George Moulson joined the staff of City Grammar School in the Spring of 1941.
 

It is not the happy fate of every schoolmaster to find himself welcomed at once by his colleagues and his pupils and to be firmly rooted in their affection in so short a period as five years. George Moulson won for himself that welcome and that affection by sterling qualities of character and heart.
 

Ostentatious in nothing, quiet, modest and unassuming, he was never weary in well-doing. His outstanding qualities were perhaps his patient unfailing thoroughness and his smiling good humour.

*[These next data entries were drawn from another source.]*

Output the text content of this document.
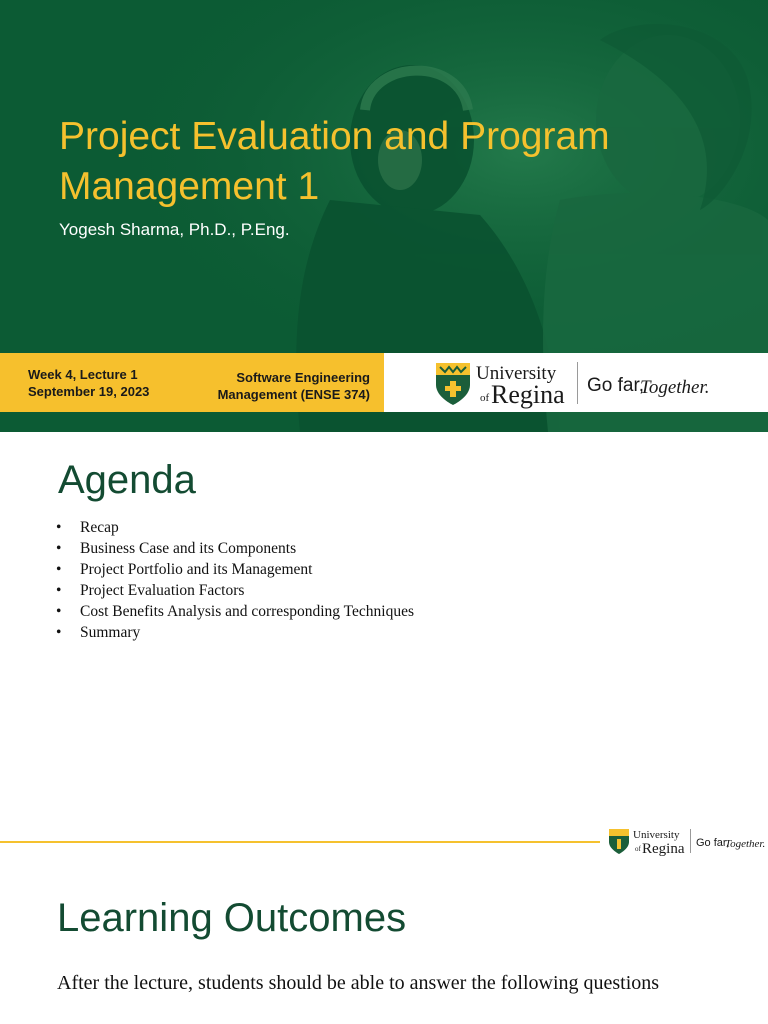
Project Evaluation and Program Management 1
Yogesh Sharma, Ph.D., P.Eng.
Week 4, Lecture 1
September 19, 2023
Software Engineering
Management (ENSE 374)
University
of Regina Go far,
Together.
Agenda
• Recap
• Business Case and its Components
• Project Portfolio and its Management
• Project Evaluation Factors
• Cost Benefits Analysis and corresponding Techniques
• Summary
University
of Regina Go far,
Together.
Learning Outcomes

After the lecture, students should be able to answer the following questions
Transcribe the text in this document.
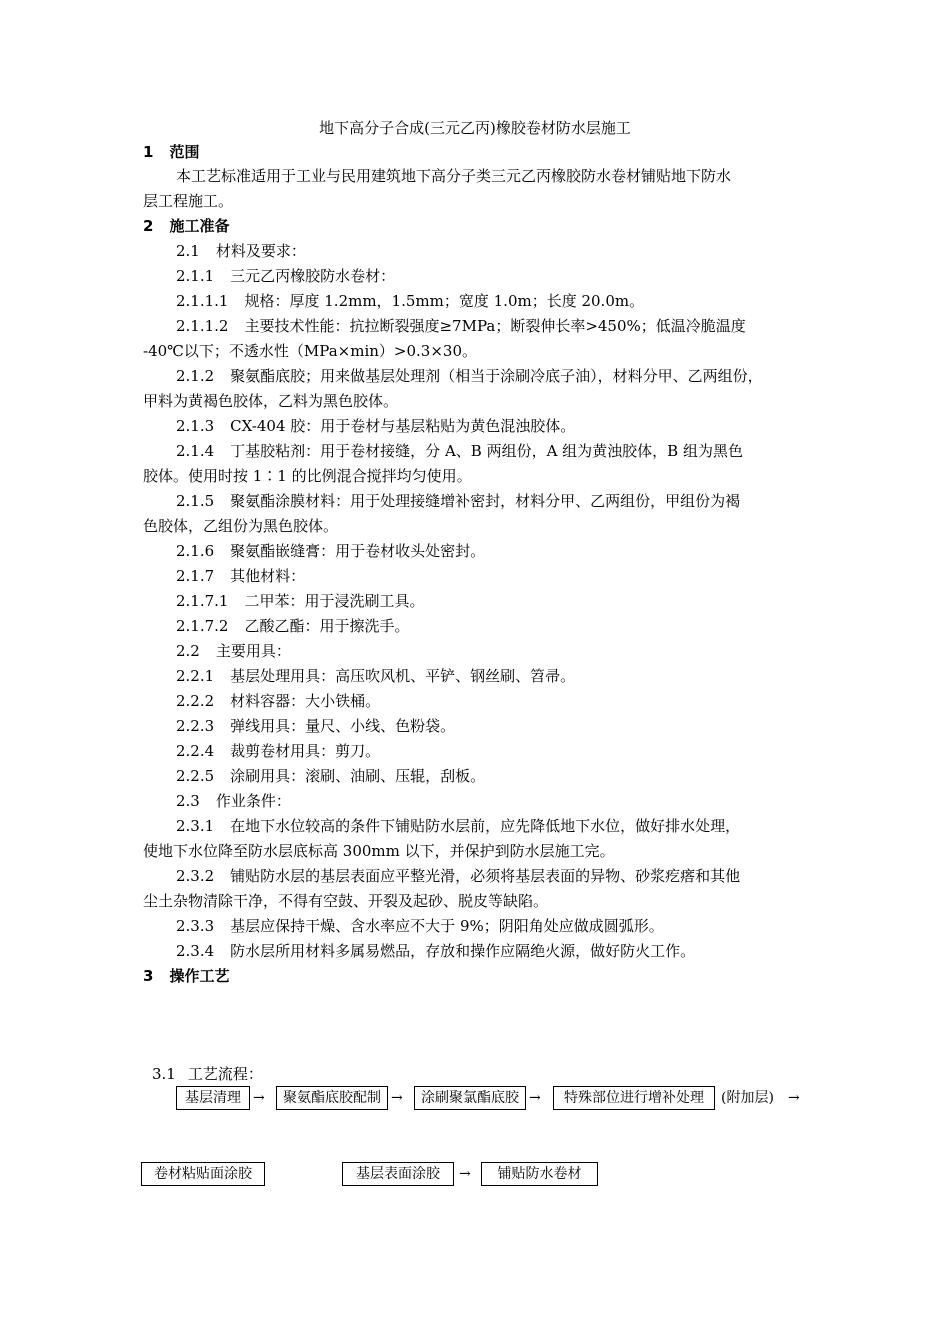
地下高分子合成(三元乙丙)橡胶卷材防水层施工
1 范围
本工艺标准适用于工业与民用建筑地下高分子类三元乙丙橡胶防水卷材铺贴地下防水
层工程施工。
2 施工准备
2.1 材料及要求：
2.1.1 三元乙丙橡胶防水卷材：
2.1.1.1 规格：厚度 1.2mm，1.5mm；宽度 1.0m；长度 20.0m。
2.1.1.2 主要技术性能：抗拉断裂强度≥7MPa；断裂伸长率>450%；低温冷脆温度
-40℃以下；不透水性（MPa×min）>0.3×30。
2.1.2 聚氨酯底胶；用来做基层处理剂（相当于涂刷冷底子油），材料分甲、乙两组份，
甲料为黄褐色胶体，乙料为黑色胶体。
2.1.3 CX-404 胶：用于卷材与基层粘贴为黄色混浊胶体。
2.1.4 丁基胶粘剂：用于卷材接缝，分 A、B 两组份，A 组为黄浊胶体，B 组为黑色
胶体。使用时按 1∶1 的比例混合搅拌均匀使用。
2.1.5 聚氨酯涂膜材料：用于处理接缝增补密封，材料分甲、乙两组份，甲组份为褐
色胶体，乙组份为黑色胶体。
2.1.6 聚氨酯嵌缝膏：用于卷材收头处密封。
2.1.7 其他材料：
2.1.7.1 二甲苯：用于浸洗刷工具。
2.1.7.2 乙酸乙酯：用于擦洗手。
2.2 主要用具：
2.2.1 基层处理用具：高压吹风机、平铲、钢丝刷、笤帚。
2.2.2 材料容器：大小铁桶。
2.2.3 弹线用具：量尺、小线、色粉袋。
2.2.4 裁剪卷材用具：剪刀。
2.2.5 涂刷用具：滚刷、油刷、压辊，刮板。
2.3 作业条件：
2.3.1 在地下水位较高的条件下铺贴防水层前，应先降低地下水位，做好排水处理，
使地下水位降至防水层底标高 300mm 以下，并保护到防水层施工完。
2.3.2 铺贴防水层的基层表面应平整光滑，必须将基层表面的异物、砂浆疙瘩和其他
尘土杂物清除干净，不得有空鼓、开裂及起砂、脱皮等缺陷。
2.3.3 基层应保持干燥、含水率应不大于 9%；阴阳角处应做成圆弧形。
2.3.4 防水层所用材料多属易燃品，存放和操作应隔绝火源，做好防火工作。
3 操作工艺
3.1 工艺流程：
基层清理 →	聚氨酯底胶配制 →	涂刷聚氯酯底胶 →	特殊部位进行增补处理	(附加层) →
卷材粘贴面涂胶	基层表面涂胶	→	铺贴防水卷材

The former was shown in every aspect of his work, at School as elsewhere. A careful, methodical analysis of the work to be done preceded the painstaking planning of a course in minute detail in a time-table of weekly progress, scrupulously checked and recorded as the term moved forward via the inevitable test to the final examination. In his lessons he was competent and thorough, vigorous and alert.
 

He was interested in his pupils as boys and girls, and shared with them many of their enthusiasms. He was quick to see their point of view and sympathetically inclined towards their weaknesses. He held before them a high thoughtfulness for others, and courtesy to all. In classroom and staff-room we shall not soon forget his shouting, merry laughter, his sense of fun and his optimistic expectation of the best. He did not care to dwell on the sordid and the squalid and insisted on building hopefully for the best he knew in human nature. Here he was inspired by his religious faith, which no only kept him loyal to the highest ideals of duty and service and made him an example of uprightness and integrity, but also let him to recognize and encourage the best in others. At School we are the better men and women for having known him.
 

We had always looked on Mr Moulson as a young man, for he preserved an unusual degree of unaffected simplicity and lack of sophistication. He was, obviously too, a life of promise in the sense that we felt that before him lay a fruitful field of labour in which his gifts of patient service to School and Church would find their reward.
 

George Moulson joined the Staff of this School in the Spring of 1941. He was a Sheffield man, a pupil of Dronfield Grammar School and a graduate in History of the University of Sheffield. He came to us after a breakdown in health. In this School he found friendship and happiness. To Mrs Moulson, whom he married shortly after joining us, the School offers its sympathy. We know something of the devotion with which she shared his gallant struggle against ill-health and in his passing, we hope she may be comforted by knowing that we share her grief, and that, with her, we gratefully remember an upright man, a good friend, and a Christian gentleman.